Pendant quelques semaines, des centaines de millions de téléspectateurs verront le nom “Congo”, son drapeau, ses Léopards. Dans ce public mondial : de futurs touristes, des investisseurs hôteliers, des tour-opérateurs, et une diaspora africaine en quête de nouvelles escales. La question est brutale : qu’auront-ils à découvrir du Congo au-delà du football ? Si la réponse est “rien”, l’occasion historique sera ratée.

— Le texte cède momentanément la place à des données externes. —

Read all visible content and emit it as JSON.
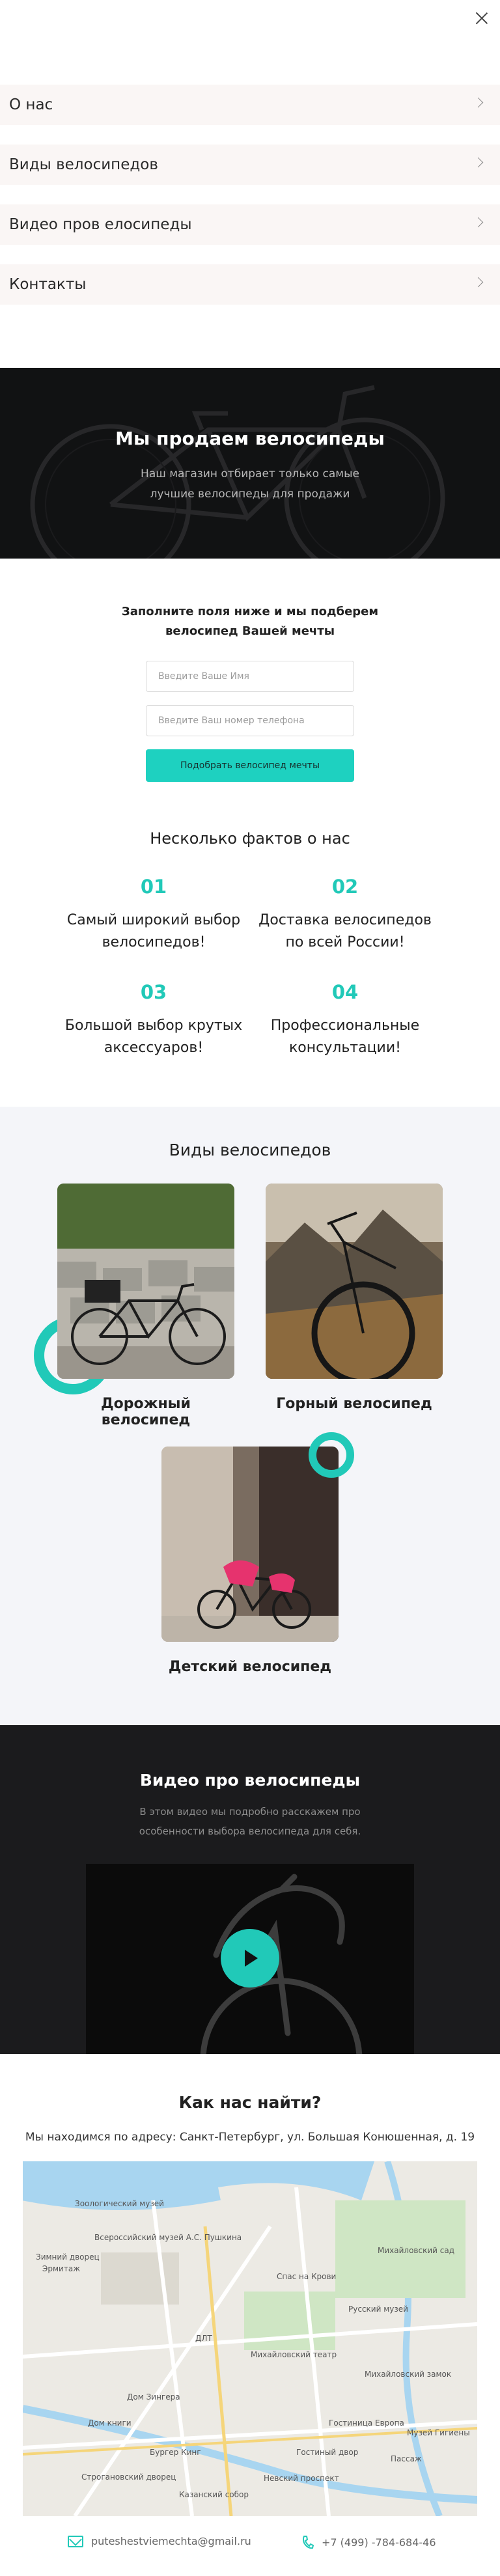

Le gouvernement doit agir maintenant. Transformer cette visibilité sportive en envie de voyage : spots TV pendant les retransmissions, campagnes digitales ciblées sur l’Amérique du Nord et latine, valorisation de Kinshasa, Lubumbashi, Goma, Boma, Matadi, Kisangani... L’objectif est de montrer un autre Congo, loin des clichés.

Car les atouts existent. Ce qui manque, c’est le marketing. Le fleuve Congo, les Virunga, le Kongo Central, la rumba, la diversité culturelle, l’hospitalité : des richesses touristiques de premier ordre. Mais elles restent invisibles à l’international.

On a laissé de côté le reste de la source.